For our heroine Tala, just like Ofelia in Pan’s Labyrinth, the harsh universe he lives in suggests a path that leads to the realms of fantasy. But that world, useful in the short term, is equally corrupt, full of its own deceptive beasts.
What the In my mother’s shoes he makes painfully clear in his own narrative that religion, especially Catholicism and its precepts, mirror fairy tales and are full of blind faith. Tala’s sprawling home has alters dedicated to Catholic deities, but their protective power never materializes even as forces, both human and supernatural, wreak havoc upon them. Dagatan seems to be saying that evil is the only power that will show itself to people in real time, while faith makes up for it later.

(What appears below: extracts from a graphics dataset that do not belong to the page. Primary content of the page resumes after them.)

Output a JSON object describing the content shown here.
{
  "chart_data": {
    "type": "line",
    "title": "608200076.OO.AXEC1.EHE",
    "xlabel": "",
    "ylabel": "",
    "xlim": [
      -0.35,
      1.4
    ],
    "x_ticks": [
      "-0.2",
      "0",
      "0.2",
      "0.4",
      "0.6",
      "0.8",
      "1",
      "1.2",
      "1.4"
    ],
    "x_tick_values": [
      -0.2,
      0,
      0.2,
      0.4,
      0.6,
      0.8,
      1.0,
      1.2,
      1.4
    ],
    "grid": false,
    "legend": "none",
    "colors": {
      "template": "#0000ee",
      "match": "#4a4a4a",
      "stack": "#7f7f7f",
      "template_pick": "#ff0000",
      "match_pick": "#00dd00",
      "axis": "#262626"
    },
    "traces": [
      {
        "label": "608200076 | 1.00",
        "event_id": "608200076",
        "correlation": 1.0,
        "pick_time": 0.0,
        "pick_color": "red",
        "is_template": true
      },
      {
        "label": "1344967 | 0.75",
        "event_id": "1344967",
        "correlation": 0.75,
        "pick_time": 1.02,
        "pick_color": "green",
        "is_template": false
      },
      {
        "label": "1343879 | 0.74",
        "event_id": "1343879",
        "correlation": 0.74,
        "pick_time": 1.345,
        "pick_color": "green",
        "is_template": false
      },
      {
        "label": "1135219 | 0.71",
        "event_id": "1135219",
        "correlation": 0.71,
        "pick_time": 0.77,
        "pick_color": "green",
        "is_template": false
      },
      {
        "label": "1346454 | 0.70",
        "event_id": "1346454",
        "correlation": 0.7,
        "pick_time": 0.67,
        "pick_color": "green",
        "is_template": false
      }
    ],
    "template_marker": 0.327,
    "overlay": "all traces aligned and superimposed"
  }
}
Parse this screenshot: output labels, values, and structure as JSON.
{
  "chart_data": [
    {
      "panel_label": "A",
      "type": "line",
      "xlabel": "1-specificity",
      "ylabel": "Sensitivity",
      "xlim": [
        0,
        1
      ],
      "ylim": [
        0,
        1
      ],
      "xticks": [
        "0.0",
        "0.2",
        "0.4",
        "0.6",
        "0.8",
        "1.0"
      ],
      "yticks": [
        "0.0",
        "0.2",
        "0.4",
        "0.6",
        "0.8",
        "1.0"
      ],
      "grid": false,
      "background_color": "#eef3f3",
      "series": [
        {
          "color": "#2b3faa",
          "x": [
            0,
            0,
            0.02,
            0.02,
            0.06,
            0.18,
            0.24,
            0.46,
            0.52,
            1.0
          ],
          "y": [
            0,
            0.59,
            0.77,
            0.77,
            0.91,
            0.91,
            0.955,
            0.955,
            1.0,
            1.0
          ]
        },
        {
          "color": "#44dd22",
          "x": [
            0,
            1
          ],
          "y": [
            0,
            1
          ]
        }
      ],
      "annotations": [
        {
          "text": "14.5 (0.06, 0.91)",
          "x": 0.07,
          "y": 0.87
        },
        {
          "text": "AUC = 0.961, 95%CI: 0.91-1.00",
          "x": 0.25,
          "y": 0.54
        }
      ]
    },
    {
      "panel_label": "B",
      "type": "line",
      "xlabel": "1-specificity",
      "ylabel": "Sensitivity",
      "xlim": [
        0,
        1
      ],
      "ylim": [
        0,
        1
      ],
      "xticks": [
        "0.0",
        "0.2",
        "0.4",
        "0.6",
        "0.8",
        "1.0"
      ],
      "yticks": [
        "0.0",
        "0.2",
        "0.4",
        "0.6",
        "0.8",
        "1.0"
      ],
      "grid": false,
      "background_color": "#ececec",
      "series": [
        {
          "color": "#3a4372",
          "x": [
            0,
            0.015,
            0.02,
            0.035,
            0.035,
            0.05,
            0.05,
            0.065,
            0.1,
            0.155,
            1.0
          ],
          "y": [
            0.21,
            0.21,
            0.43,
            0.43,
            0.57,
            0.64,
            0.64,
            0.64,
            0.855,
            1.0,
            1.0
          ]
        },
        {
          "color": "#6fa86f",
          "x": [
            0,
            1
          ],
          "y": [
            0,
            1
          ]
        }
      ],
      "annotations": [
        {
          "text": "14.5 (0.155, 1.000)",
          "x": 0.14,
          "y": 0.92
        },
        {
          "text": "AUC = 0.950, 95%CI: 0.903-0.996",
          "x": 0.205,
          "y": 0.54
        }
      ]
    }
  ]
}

In my mother’s shoes is a grand fairy tale steeped in by Guillermo del Toro influence. Beautifully framed landscapes are dimly lit in a blue-gray scale befitting a world filled with horror and tragedy.
Napuli gives Tala a false sense of resilience in her blind teenage ambition. She wants to be the force that saves her family, but she’s just wrong. As a young actress, this can be difficult to convey in live action, perhaps better suited for a Disney voiceover, but Napuli takes on the challenge with terrifying aplomb.
Dagatan (and we the viewer) know that his story is not headed for a Disney ending. His princess, bloodied and battered, had endured too much for that. In the final words of dialogue before the credits roll, this movie projects its wisdom onto the audience, but like most deceptive fairy tale endings, there really is no Happily Ever After.
In my mother’s shoes is part of the Sundance Film Festival 2023 lineup.